People flock to a small town to see a very rare goose

By Darren Johnson
Campus News

I’ve received various reports of a unique goose in my town. It may be an ultra-rare Taiga Bean Goose, but cold be an also-rare Tundra Bean Goose.

The consensus so far is it’s a Taiga (which have a longer bill, usually with more yellow on it). These come from Northern Europe, and one hasn’t been identified in this state, or even anywhere in the Northeastern USA, before.

Birders have descended upon Rock Street Park in Upstate’s Greenwich, NY, where the rare goose is hanging out with common Canada Geese along the Battenkill.

(Bean Geese are known to mingle with other types of geese.)

Village clerk Jane Dowling alerted me by phone and said that numerous cars with out-of-state plates were seen parked in the area, with people trying to get this first-ever glimpse at the bird.

I’ve been asking around. Here is the best photo I’ve gotten, from Jeff Nadler (www.jnphoto.net), a professional photographer from Burnt Hills:

I asked him if he was a birder and if he’d ever gotten such a shot before. Jeff replied: “This is a first recorded sighting for New York State and have never birded northern Europe, where it lives. The most notable distinguishing marks are the orange feet and bill and a subtle white line along the side. I am more a bird photographer than birder but it was still exciting to see such a rarity.”

I’d first been alerted to the bird earlier in the morning by the hometown paper I own’s “Outdoors Tomorrow” columnist Bob Henke, who wrote this as a sidebar to his usual column that he had submitted by email (he’s in the “Tundra” camp):

“I would be remiss if I did not report the tundra bean goose, which has been in the Hudson River in Fort Miller. This goose, a native of the arctic areas of Eurasia, is extremely common in its typical habitat and yet quite rare on this hemisphere. One was sighted on Saratoga Lake in 2021, traveling with a group of snow geese. My suspicion is, this is the same bird, just happily setting up house-keeping with the snows.”

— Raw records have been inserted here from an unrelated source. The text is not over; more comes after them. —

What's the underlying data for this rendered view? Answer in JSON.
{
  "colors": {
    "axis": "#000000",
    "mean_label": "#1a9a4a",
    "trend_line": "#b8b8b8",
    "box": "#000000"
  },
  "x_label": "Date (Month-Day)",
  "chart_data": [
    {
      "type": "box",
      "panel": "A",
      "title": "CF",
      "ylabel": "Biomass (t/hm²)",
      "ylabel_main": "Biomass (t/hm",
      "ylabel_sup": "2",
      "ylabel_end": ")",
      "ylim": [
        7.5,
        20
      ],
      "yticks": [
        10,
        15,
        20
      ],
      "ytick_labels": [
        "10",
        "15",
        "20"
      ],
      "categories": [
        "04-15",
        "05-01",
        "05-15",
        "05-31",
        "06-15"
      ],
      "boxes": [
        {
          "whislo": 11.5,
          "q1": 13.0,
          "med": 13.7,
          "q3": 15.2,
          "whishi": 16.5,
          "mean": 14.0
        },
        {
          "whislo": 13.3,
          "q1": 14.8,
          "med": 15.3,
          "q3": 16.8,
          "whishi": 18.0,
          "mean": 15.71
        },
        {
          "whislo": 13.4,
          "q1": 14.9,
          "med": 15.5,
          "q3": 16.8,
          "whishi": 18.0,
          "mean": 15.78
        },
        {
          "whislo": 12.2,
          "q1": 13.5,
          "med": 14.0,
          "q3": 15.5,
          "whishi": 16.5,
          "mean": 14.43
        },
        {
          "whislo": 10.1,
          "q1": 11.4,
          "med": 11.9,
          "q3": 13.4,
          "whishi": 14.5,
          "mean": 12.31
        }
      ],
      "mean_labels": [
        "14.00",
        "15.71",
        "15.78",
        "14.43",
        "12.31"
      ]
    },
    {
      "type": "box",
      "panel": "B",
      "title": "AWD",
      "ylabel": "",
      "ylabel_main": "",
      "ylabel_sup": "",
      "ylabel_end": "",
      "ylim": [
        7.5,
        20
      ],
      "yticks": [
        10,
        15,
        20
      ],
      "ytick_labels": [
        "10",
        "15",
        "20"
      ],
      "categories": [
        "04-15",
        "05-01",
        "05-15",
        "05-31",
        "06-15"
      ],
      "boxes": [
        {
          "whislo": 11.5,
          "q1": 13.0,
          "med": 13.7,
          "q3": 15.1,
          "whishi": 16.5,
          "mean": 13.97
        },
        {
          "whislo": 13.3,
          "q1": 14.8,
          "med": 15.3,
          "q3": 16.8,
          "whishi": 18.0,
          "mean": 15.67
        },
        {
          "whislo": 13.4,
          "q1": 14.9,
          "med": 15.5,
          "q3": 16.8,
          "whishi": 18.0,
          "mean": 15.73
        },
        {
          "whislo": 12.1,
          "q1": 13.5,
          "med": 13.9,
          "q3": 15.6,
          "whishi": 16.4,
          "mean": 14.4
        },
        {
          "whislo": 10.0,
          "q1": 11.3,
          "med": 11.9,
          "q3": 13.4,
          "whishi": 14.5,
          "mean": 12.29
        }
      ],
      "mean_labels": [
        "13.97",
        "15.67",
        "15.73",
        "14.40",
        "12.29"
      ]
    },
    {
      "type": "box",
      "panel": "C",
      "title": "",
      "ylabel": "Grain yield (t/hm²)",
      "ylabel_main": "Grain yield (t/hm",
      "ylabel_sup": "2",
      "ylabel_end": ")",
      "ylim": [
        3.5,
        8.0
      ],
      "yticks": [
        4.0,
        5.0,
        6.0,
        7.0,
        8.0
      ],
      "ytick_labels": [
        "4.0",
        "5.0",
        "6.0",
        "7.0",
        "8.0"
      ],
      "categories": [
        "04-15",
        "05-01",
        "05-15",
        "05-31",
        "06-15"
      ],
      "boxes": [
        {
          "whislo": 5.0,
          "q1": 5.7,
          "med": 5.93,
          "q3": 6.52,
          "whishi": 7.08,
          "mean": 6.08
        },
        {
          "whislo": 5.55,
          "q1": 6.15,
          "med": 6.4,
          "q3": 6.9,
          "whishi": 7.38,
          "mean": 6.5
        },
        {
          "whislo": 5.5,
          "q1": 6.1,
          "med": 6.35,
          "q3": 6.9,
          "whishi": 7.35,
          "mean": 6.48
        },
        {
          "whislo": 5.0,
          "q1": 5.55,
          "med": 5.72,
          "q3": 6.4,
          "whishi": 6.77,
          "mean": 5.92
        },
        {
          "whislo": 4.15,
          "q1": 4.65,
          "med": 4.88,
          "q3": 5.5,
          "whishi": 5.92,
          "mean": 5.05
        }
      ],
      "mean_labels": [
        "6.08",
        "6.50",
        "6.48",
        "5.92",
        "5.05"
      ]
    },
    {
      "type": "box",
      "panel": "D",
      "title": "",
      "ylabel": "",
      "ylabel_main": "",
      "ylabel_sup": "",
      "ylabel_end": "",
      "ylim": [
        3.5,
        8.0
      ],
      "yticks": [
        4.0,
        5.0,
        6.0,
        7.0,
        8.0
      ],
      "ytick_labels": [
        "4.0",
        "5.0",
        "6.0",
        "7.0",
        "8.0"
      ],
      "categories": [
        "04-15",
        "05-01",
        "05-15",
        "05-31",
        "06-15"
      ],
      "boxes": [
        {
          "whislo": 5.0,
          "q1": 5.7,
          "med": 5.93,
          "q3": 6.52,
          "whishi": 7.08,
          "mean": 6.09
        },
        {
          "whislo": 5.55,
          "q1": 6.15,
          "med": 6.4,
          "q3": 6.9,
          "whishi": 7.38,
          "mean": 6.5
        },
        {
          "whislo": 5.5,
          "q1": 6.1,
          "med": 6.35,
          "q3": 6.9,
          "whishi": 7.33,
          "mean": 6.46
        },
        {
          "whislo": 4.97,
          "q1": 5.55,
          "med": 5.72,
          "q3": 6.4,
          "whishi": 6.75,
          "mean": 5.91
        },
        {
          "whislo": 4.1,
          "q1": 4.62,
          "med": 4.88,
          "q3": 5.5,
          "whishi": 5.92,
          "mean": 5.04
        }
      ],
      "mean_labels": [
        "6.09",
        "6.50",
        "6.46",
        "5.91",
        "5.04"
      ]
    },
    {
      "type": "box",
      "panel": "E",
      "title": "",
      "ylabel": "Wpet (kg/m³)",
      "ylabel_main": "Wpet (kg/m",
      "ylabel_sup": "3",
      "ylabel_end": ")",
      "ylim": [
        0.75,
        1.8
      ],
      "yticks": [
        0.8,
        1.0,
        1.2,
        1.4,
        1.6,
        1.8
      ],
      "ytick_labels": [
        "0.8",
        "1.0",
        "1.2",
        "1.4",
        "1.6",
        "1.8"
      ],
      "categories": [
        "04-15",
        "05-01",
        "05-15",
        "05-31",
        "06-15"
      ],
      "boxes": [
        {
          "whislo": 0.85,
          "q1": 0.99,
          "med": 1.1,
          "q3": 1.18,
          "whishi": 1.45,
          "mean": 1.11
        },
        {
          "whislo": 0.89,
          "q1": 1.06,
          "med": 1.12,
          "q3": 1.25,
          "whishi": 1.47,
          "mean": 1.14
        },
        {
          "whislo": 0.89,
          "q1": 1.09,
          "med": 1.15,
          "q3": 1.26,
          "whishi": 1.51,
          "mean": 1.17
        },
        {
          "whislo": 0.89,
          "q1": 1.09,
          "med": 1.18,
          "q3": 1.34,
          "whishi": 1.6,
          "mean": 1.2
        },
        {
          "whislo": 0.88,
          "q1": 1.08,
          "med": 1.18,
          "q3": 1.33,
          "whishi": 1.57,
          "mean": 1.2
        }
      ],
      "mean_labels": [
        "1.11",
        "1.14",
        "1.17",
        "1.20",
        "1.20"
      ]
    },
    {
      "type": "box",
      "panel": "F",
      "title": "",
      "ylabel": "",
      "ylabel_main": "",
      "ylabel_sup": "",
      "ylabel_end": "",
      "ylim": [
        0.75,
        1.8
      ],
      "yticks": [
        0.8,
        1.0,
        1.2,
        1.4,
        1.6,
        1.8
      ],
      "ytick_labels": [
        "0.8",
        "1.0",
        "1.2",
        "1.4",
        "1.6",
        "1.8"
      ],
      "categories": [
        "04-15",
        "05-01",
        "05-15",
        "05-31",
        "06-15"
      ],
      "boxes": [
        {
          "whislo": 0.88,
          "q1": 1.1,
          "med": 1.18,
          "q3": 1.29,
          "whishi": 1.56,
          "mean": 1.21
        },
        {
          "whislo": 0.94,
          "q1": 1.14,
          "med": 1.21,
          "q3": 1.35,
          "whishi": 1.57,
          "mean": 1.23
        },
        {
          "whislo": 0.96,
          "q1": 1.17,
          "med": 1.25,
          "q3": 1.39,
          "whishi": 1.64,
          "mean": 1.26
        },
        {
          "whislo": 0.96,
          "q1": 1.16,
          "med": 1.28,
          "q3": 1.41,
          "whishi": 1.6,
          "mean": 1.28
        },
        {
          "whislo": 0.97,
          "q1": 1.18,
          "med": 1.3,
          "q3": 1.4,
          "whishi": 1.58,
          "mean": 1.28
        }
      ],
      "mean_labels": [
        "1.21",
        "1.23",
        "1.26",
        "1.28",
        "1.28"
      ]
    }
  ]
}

I’d texted one of the bird watchers, who had blogged about the sighting. Zach Schwartz-Weinstein, a scholar and professor who trekked up here from downstate, is in the Taiga camp. He replied to my questions:

DJ: Why are so many people interested in this bird?

ZSW: The goose is a Taiga Bean-Goose (Anser fabalis) a species native to Scandinavia and the northern areas of Eastern Europe. This is the first record of this species for New York, and the first record for the east coast of the United States. It is probably the same individual that spent part of November and December in Matane, Quebec, which was the first record for Eastern North America. This individual was first sighted in New York at Saratoga State Boat Launch on December 31 by a birder named Karen Randall. It was seen there again two days later, and then went missing for a week, until John McKay rediscovered it at Fort Miller on the 9th. Since then it visited Northumberland and has spent the last 48 hours in Greenwich, moving between the river and cornfields.

Besides the extreme rarity of this species in this hemisphere, it’s also notable that it was first seen at the exact same spot that the first New York record of its sister species, the Tundra Bean-Goose, was seen four years ago.

DJ: So is it in fact a Taiga Bean Goose, or a Tundra Bean Goose?

ZSW: The final determination on the ID will be made by the New York State Avian Records Committee (NYSARC). This bird’s bill shape and bill color, as well as head and neck shape, all point to Taiga over Tundra (which is also extremely rare in the US.). Compared to the 2021 Tundra Bean-Goose, this bird has a longer bill with much more orange pigmentation on it, and a much weaker “grin patch” on the bill. (Tundra Bean-Geese have shorter, darker bills, with limited orange, and a much more pronounced “grin patch.”)

And that’s where were are right now.

Keep your distance from this first-of-a-kind visitor to Greenwich. Keep your dogs away from the area. Let the professionals with the big zoom lenses get the photos. We’ll post them here as we get them.